The gender bias that just isn't there: Voters are ready for a woman president who fits their ideology

Groups like Name It Change It, She Should Run, and Political Parity all have missions of eliminating sexism from political campaigns and putting female candidates on more equal footing. Central to all these groups is the idea that gender bias is a significant barrier to women’s entry, involvement, and success in the political sphere. In fact, this is the justification for Hillary Clinton’s “super volunteers,” whose mission is to respond aggressively to the media’s sexist mistreatment of Clinton.

In the days following Mrs. Clinton’s presidential announcement, the left framed the conversation as one in which Clinton will be swimming against a sexist current. Articles referred to the “gender-based criticism” she’s endured for decades. Terry O’Neill, president of the National Organization for Women, said in a statement that her “candidacy is a powerful message to girls that they can aspire to the highest office, and an equally powerful message to boys that women can be leaders on an equal footing with men” – as if we didn’t think so already.

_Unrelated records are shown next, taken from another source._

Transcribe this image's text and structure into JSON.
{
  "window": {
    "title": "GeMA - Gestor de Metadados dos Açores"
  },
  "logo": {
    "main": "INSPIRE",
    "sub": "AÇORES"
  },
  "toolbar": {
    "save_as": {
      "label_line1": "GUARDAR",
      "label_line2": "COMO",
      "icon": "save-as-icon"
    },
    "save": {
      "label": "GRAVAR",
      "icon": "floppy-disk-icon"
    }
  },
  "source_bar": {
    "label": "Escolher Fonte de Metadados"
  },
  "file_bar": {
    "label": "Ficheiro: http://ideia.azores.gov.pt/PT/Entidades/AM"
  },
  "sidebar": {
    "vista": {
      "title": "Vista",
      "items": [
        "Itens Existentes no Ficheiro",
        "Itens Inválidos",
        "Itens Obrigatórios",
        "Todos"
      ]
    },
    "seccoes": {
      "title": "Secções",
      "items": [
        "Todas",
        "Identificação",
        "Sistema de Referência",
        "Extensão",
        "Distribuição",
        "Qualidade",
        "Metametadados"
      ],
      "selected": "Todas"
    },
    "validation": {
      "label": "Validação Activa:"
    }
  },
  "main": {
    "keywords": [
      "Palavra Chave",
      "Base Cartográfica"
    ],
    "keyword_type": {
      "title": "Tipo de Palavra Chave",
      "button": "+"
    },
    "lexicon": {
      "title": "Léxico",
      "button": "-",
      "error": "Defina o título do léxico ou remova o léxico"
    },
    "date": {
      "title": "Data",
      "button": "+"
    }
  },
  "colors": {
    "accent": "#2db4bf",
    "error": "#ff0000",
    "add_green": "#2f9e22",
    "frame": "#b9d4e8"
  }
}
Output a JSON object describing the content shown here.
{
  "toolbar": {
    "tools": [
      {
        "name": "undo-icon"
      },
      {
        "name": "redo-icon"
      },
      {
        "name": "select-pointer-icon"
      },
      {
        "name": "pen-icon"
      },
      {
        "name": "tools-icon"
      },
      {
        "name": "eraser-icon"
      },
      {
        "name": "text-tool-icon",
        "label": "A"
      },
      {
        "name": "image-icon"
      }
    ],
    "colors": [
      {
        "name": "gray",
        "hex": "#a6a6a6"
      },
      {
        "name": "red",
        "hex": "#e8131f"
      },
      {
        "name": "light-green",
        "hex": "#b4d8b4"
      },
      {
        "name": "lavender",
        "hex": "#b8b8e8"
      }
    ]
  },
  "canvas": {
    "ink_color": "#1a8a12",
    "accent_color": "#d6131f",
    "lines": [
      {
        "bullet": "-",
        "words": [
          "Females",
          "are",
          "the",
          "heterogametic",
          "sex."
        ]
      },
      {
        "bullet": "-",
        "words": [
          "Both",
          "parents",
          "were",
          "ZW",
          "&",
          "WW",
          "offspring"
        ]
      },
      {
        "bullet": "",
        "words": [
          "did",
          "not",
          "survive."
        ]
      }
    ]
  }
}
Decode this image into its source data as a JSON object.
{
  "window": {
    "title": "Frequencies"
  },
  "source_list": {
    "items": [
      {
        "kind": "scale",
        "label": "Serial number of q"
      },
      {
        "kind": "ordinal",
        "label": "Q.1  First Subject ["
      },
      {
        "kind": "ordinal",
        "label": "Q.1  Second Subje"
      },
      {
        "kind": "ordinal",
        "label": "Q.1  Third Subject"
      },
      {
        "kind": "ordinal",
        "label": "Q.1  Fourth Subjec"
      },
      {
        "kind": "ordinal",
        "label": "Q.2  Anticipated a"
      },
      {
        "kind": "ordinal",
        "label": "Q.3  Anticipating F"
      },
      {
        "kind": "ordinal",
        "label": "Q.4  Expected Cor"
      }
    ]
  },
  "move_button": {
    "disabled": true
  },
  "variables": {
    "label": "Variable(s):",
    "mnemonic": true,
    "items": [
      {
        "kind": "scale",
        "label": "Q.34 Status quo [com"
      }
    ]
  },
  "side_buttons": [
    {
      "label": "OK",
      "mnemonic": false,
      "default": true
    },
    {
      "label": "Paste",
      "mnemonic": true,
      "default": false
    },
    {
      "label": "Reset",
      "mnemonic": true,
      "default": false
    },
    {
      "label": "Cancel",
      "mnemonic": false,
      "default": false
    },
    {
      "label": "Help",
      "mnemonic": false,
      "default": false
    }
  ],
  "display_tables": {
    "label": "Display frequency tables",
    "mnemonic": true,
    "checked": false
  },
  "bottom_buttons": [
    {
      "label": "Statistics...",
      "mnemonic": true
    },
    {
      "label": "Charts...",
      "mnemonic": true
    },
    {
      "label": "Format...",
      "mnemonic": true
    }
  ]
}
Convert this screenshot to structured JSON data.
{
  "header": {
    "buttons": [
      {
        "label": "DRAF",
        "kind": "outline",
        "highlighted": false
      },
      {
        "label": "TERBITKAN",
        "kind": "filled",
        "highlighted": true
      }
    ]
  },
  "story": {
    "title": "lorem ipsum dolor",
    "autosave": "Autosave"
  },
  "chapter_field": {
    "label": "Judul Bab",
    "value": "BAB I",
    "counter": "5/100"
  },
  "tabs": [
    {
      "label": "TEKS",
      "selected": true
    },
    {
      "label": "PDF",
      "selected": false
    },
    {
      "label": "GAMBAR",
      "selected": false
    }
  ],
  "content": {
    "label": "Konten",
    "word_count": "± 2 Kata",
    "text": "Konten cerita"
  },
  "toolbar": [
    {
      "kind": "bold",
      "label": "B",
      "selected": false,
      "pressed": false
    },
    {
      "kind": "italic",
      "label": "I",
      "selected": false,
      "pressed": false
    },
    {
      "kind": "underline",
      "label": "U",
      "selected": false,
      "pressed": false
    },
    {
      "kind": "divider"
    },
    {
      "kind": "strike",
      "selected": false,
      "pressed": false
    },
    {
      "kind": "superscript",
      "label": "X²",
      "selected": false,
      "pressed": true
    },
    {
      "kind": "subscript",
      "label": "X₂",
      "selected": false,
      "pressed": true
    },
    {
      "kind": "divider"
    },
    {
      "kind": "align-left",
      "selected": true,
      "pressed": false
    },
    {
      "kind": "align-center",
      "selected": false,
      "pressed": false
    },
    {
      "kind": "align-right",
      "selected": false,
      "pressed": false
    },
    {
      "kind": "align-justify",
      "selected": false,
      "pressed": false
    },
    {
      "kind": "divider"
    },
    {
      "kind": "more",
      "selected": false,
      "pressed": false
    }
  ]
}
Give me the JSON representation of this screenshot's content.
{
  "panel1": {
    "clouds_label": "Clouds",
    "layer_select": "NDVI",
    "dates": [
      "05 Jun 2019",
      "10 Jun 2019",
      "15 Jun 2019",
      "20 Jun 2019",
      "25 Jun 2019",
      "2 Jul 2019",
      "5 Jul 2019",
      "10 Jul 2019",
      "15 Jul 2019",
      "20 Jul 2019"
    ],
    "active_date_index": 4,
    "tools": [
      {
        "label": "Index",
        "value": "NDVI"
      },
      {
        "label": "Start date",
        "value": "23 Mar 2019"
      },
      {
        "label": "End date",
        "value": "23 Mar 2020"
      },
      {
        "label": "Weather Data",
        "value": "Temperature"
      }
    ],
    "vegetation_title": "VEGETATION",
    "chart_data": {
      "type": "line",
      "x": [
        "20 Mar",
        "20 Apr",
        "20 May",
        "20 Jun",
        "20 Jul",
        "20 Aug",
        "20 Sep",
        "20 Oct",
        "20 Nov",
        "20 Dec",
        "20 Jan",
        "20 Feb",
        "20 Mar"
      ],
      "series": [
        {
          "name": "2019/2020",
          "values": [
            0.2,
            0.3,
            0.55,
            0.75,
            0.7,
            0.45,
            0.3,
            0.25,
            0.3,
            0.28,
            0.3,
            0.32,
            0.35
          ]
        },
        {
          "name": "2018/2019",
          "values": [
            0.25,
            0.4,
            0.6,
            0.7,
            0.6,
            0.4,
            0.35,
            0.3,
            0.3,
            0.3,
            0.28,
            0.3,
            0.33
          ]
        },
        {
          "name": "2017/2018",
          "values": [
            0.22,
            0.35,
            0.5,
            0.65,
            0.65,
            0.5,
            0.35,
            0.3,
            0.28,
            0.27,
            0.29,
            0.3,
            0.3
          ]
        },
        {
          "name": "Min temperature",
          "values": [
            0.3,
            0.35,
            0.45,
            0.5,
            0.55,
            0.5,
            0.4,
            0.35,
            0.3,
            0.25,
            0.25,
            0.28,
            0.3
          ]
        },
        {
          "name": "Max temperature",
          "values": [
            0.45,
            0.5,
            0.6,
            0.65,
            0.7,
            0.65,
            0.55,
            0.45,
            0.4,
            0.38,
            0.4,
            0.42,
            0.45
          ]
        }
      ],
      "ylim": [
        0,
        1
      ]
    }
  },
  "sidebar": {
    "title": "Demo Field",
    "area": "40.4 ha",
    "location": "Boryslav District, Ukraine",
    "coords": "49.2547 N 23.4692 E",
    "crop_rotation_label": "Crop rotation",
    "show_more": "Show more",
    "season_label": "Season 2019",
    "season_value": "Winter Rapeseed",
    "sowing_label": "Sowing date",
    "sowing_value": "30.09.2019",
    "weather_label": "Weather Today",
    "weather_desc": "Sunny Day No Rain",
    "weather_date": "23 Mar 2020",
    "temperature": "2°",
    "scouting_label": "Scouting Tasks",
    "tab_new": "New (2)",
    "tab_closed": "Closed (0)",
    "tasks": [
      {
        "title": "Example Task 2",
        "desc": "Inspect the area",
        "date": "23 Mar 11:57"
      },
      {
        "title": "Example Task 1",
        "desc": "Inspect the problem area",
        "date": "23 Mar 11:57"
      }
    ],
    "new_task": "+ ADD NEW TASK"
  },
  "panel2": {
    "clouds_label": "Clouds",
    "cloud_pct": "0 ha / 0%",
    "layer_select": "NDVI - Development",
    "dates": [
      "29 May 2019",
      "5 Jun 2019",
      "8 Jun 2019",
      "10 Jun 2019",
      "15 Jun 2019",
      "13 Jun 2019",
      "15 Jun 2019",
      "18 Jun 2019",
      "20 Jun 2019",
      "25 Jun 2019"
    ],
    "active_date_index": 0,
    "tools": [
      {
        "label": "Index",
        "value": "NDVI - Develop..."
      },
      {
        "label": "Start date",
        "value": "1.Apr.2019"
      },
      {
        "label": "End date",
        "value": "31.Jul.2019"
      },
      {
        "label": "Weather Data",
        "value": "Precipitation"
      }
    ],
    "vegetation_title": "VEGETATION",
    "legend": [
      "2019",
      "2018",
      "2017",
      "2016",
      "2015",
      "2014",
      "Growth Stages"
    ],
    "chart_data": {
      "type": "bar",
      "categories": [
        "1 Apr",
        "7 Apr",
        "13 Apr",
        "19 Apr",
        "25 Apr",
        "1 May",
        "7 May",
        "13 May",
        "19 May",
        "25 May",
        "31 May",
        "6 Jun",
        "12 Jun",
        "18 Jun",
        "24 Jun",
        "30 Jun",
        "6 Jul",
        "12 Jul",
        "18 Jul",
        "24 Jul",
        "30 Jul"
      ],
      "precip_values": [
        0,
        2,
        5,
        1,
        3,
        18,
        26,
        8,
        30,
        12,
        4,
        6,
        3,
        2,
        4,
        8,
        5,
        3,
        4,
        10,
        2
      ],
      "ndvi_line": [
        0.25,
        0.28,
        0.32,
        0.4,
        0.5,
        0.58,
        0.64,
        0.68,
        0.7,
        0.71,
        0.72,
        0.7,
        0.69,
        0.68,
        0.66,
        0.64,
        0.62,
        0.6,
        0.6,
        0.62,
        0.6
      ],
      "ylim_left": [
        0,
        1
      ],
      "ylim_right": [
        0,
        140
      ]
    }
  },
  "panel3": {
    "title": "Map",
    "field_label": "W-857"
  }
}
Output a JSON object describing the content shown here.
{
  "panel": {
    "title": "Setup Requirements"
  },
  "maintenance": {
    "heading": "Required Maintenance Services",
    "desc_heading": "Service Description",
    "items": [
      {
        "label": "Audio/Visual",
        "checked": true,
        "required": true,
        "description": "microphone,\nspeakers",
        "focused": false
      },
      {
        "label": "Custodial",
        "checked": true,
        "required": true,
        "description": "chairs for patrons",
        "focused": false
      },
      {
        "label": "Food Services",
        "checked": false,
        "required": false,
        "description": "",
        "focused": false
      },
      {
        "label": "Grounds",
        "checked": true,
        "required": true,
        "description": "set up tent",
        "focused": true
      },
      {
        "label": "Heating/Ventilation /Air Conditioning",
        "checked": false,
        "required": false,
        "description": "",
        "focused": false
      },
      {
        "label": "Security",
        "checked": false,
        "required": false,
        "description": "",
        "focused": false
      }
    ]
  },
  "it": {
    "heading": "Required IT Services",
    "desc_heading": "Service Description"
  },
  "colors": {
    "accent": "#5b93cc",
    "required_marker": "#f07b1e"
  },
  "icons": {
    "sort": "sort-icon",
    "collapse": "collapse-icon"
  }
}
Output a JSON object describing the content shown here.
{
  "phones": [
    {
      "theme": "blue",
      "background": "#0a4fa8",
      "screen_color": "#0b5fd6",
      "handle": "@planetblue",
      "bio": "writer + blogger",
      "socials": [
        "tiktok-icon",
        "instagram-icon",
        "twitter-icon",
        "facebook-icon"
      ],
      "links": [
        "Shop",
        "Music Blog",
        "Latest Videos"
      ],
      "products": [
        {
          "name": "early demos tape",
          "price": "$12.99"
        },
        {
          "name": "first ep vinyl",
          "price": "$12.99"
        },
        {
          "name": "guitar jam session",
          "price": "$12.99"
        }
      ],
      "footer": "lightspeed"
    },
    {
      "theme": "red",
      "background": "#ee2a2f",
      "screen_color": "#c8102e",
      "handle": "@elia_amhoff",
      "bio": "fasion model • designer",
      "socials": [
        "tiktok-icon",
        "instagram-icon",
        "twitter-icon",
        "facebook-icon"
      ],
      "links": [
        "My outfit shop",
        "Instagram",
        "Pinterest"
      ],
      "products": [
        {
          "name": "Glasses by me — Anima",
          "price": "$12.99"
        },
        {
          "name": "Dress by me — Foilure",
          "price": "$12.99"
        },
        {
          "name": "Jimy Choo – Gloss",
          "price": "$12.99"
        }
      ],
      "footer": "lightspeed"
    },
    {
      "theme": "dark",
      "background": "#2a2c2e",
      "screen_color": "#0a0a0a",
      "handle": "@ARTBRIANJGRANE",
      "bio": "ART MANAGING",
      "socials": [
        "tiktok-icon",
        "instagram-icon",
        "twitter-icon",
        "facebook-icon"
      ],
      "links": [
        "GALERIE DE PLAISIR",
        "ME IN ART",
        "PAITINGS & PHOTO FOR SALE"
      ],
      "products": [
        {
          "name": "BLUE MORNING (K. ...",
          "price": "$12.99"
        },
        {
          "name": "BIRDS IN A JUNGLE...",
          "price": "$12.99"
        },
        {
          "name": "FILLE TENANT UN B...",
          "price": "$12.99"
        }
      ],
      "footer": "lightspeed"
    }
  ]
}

And liberal-commentator Leslie Marshall wrote in US News the 2016 campaign will be a “War on One Woman.”

For years political science researchers have given credence to this narrative by suggesting that there are fewer women in public office because no one asks them, the political establishment and purse strings are dominated by an old boys network, and pervasive sexism in the media makes running for office more difficult. In effect, it’s given the progressive women’s movement a Maypole to dance around.